My reading group has chosen The Member of the Wedding, by Carson McCullers. To the 12-year-old protagonist, the world is her oyster and she prepares for her entry into it by changing her name from Frankie to F.Jasmine. She also takes time out to sign herself F.Jasmine Esq. Why she uses the title Esq is unexplained by the writer which adds to the telling as we are left to work out for ourselves that F.Jasmine has probably seen letters addressed like this to her father who runs a jewellery business.
When I was 12, I wrote letters home from boarding school addressed to M.P.Russell Esq having observed that was how letters were addressed to my father. ( The Esq bit seemed fitting enough as he was a civil servant, a senior civil servant as my mother always corrected me.)
“Why do you put Esq on the envelope,” a girl at school asked. “Does he own land?”
I was non-plussed. People in Dublin didn’t own land. Not the ones I knew. They owned houses alright, if they had the money, But of course, if you came from out of Dublin, in that place called down the country which was everywhere except Dublin, you most likely did own land, fields and fields of it. But those people didn’t have Esq on the envelopes, just plain Mr and Mrs. Of course, with the Esq business, my mother was left out of the equation altogether.
I am now half way through The Member of the Wedding and things are hotting up for our twelve year old heroine. She was, she knew, going to be famous. For what, she didn’t know. Reading the news or participating in a dramatic event of some sort. But definitely famous.
I recognised that almost-famous feeling from when I was her age which was why I practised my signature in different ways: neat and careful, artistic with lots of curlicues,wildly adventurous with enormous flourishes. I worked away on them all during one particular exam when I had finished early and had nothing else to do. Mary Russell I wrote, over and over again. Mary Russell, Mary Russell Mary Russell. MARY RUSSELL!!!! Then, calming down: Mary Russell
And when the bell rang to indicate the exam was over. I bunched up the sheet of paper and threw it in the waste paper basket. Except that I had been observed.
“What is this,” asked the head nun, known to us as Quack, holding out the A4 page she had retrieved from the basket and smoothing it out so that my sin of pride ( was it one of the seven deadly sins?) was revealed over and over again.

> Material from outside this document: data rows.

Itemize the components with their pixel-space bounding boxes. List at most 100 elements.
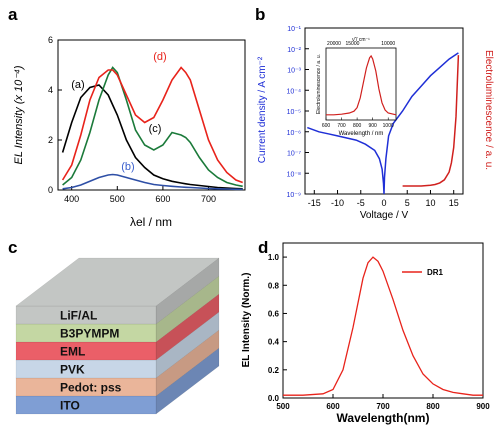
chart-b-electroluminescence-line bbox=[402, 55, 460, 187]
chart-b: -15 -10 -5 0 5 10 15 10⁻⁹10⁻⁸10⁻⁷10⁻⁶10⁻⁵10⁻⁴1… bbox=[257, 26, 494, 221]
stack-layer-label: Pedot: pss bbox=[60, 381, 122, 395]
stack-layer-front bbox=[15, 359, 157, 379]
chart-b-y-tick-label: 10⁻² bbox=[287, 47, 301, 54]
chart-d-x-tick-label: 500 bbox=[276, 402, 290, 411]
chart-a-series-label-0: (a) bbox=[71, 79, 84, 91]
chart-a-x-axis: 400 500 600 700 bbox=[64, 186, 216, 204]
chart-b-x-tick-label: 0 bbox=[381, 198, 386, 208]
chart-b-y-axis-left: 10⁻⁹ 10⁻⁸ 10⁻⁷ 10⁻⁶ 10⁻⁵ 10⁻⁴ 10⁻³ 10⁻² 10⁻¹ bbox=[287, 26, 309, 199]
chart-a-frame bbox=[57, 39, 246, 191]
chart-d-x-axis: 500 600 700 800 900 bbox=[276, 394, 490, 411]
chart-a-series-labels: (a) (b) (c) (d) bbox=[71, 51, 166, 173]
chart-d-y-tick-label: 1.0 bbox=[268, 253, 280, 262]
chart-b-y-tick-label: 10⁻¹ bbox=[287, 26, 301, 33]
chart-b-y-tick-label: 10⁻⁹ bbox=[287, 192, 301, 199]
chart-b-inset-spectrum-line bbox=[326, 54, 397, 116]
chart-b-x-tick-label: -10 bbox=[331, 198, 344, 208]
chart-b-inset-y-label: Electroluminescence / a. u. bbox=[316, 54, 322, 114]
chart-a-line-3 bbox=[61, 66, 243, 184]
chart-d-y-tick-label: 0.6 bbox=[268, 309, 280, 318]
chart-d-y-label: EL Intensity (Norm.) bbox=[241, 273, 252, 368]
chart-d-y-tick-label: 0.2 bbox=[268, 366, 280, 375]
chart-b-inset-frame bbox=[325, 47, 397, 121]
chart-d-y-tick-label: 0.0 bbox=[268, 394, 280, 403]
chart-a-x-tick-label: 600 bbox=[155, 194, 170, 204]
chart-b-y-tick-label: 10⁻⁶ bbox=[287, 130, 301, 137]
chart-a-y-label: EL Intensity (x 10⁻⁴) bbox=[13, 65, 25, 164]
stack-layer-label: LiF/AL bbox=[60, 309, 97, 323]
chart-a-line-2 bbox=[62, 66, 243, 188]
chart-b-current-density-line bbox=[307, 52, 459, 195]
chart-b-inset-top-label: ν̃ / cm⁻¹ bbox=[352, 37, 370, 43]
chart-d-x-tick-label: 800 bbox=[426, 402, 440, 411]
chart-b-inset-x-tick-label: 900 bbox=[368, 123, 377, 129]
chart-a-y-tick-label: 0 bbox=[48, 185, 53, 195]
panel-letter-b: b bbox=[255, 5, 265, 24]
chart-b-inset-x-tick-label: 700 bbox=[337, 123, 346, 129]
chart-b-y-tick-label: 10⁻⁴ bbox=[287, 88, 302, 95]
chart-d-x-tick-label: 900 bbox=[476, 402, 490, 411]
stack-layer-label: ITO bbox=[60, 399, 80, 413]
chart-a-x-tick-label: 700 bbox=[201, 194, 216, 204]
chart-b-x-label: Voltage / V bbox=[360, 210, 409, 221]
chart-d-x-label: Wavelength(nm) bbox=[337, 411, 430, 425]
chart-a-series-label-1: (b) bbox=[121, 161, 134, 173]
chart-b-inset-top-tick-label: 10000 bbox=[381, 41, 395, 47]
chart-b-series bbox=[307, 52, 460, 195]
chart-b-x-tick-label: -15 bbox=[308, 198, 321, 208]
chart-d-y-tick-label: 0.4 bbox=[268, 338, 280, 347]
chart-a-x-tick-label: 400 bbox=[64, 194, 79, 204]
chart-d-series bbox=[283, 256, 483, 396]
chart-a-x-label: λel / nm bbox=[130, 215, 172, 229]
panel-letter-c: c bbox=[8, 238, 17, 257]
chart-b-x-axis: -15 -10 -5 0 5 10 15 bbox=[308, 190, 459, 208]
chart-b-inset-x-axis: 600 700 800 900 1000 bbox=[322, 117, 394, 129]
chart-b-y-label-left: Current density / A cm⁻² bbox=[257, 56, 268, 163]
chart-b-inset-top-tick-label: 20000 bbox=[327, 41, 341, 47]
chart-b-inset-x-tick-label: 1000 bbox=[383, 123, 394, 129]
chart-b-y-label-right: Electroluminescence / a. u. bbox=[483, 50, 494, 170]
chart-b-inset-series bbox=[326, 54, 397, 116]
stack-layer-label: EML bbox=[60, 345, 85, 359]
chart-d-x-tick-label: 600 bbox=[326, 402, 340, 411]
chart-b-x-tick-label: 5 bbox=[405, 198, 410, 208]
stack-layer-front bbox=[15, 341, 157, 361]
chart-b-inset: 600 700 800 900 1000 20000 15000 10000 ν̃ / cm… bbox=[316, 37, 397, 137]
stack-layer-label: B3PYMPM bbox=[60, 327, 119, 341]
chart-a-y-tick-label: 6 bbox=[48, 35, 53, 45]
chart-a-y-axis: 0 2 4 6 bbox=[48, 35, 62, 195]
chart-d-legend-label: DR1 bbox=[427, 268, 444, 277]
chart-b-y-tick-label: 10⁻³ bbox=[287, 68, 301, 75]
panel-letter-d: d bbox=[258, 238, 268, 257]
stack-layer-front bbox=[15, 395, 157, 415]
chart-b-inset-top-axis: 20000 15000 10000 bbox=[327, 41, 395, 47]
chart-b-x-tick-label: 10 bbox=[425, 198, 435, 208]
chart-a-series-label-3: (d) bbox=[153, 51, 166, 63]
chart-a-line-1 bbox=[62, 173, 243, 191]
chart-a-series-label-2: (c) bbox=[149, 123, 162, 135]
chart-a-series bbox=[61, 66, 243, 191]
chart-a-y-tick-label: 2 bbox=[48, 135, 53, 145]
chart-d: 500 600 700 800 900 0.0 0.2 0.4 0.6 0.8 1.0 DR1 W… bbox=[241, 242, 490, 425]
device-stack-diagram: LiF/AL B3PYMPM EML PVK Pedot: pss ITO bbox=[15, 257, 220, 415]
chart-b-x-tick-label: -5 bbox=[357, 198, 365, 208]
chart-d-x-tick-label: 700 bbox=[376, 402, 390, 411]
chart-b-y-tick-label: 10⁻⁸ bbox=[287, 171, 301, 178]
panel-letter-a: a bbox=[8, 5, 18, 24]
stack-layer-label: PVK bbox=[60, 363, 85, 377]
chart-d-spectrum-line bbox=[283, 256, 483, 396]
chart-b-inset-top-tick-label: 15000 bbox=[345, 41, 359, 47]
chart-b-x-tick-label: 15 bbox=[449, 198, 459, 208]
stack-layer-top-face bbox=[15, 257, 220, 307]
chart-b-inset-x-tick-label: 800 bbox=[353, 123, 362, 129]
chart-d-frame bbox=[282, 242, 484, 399]
chart-d-y-axis: 0.0 0.2 0.4 0.6 0.8 1.0 bbox=[268, 253, 287, 403]
chart-d-y-tick-label: 0.8 bbox=[268, 281, 280, 290]
chart-b-y-tick-label: 10⁻⁵ bbox=[287, 109, 301, 116]
chart-b-inset-x-label: Wavelength / nm bbox=[339, 131, 384, 137]
chart-a-x-tick-label: 500 bbox=[110, 194, 125, 204]
chart-b-y-tick-label: 10⁻⁷ bbox=[287, 151, 301, 158]
chart-a-y-tick-label: 4 bbox=[48, 85, 53, 95]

“Who is it written for and why,” asked Quack and I stalled. How could I possibly explain I was practicing my signature for when I became famous.
Yep, F.Jasmine and I had a lot in common. Though while she actually chose the Jasmine bit of her name, I concealed from everyone that my confirmation name was Fatima.That would have ruined the whole famous thing. Mary was bad enough. As the song went:
For she was Mary, Mary,
Plain as any name can be.
Maybe that’s why I never became famous – though I’m still practicing.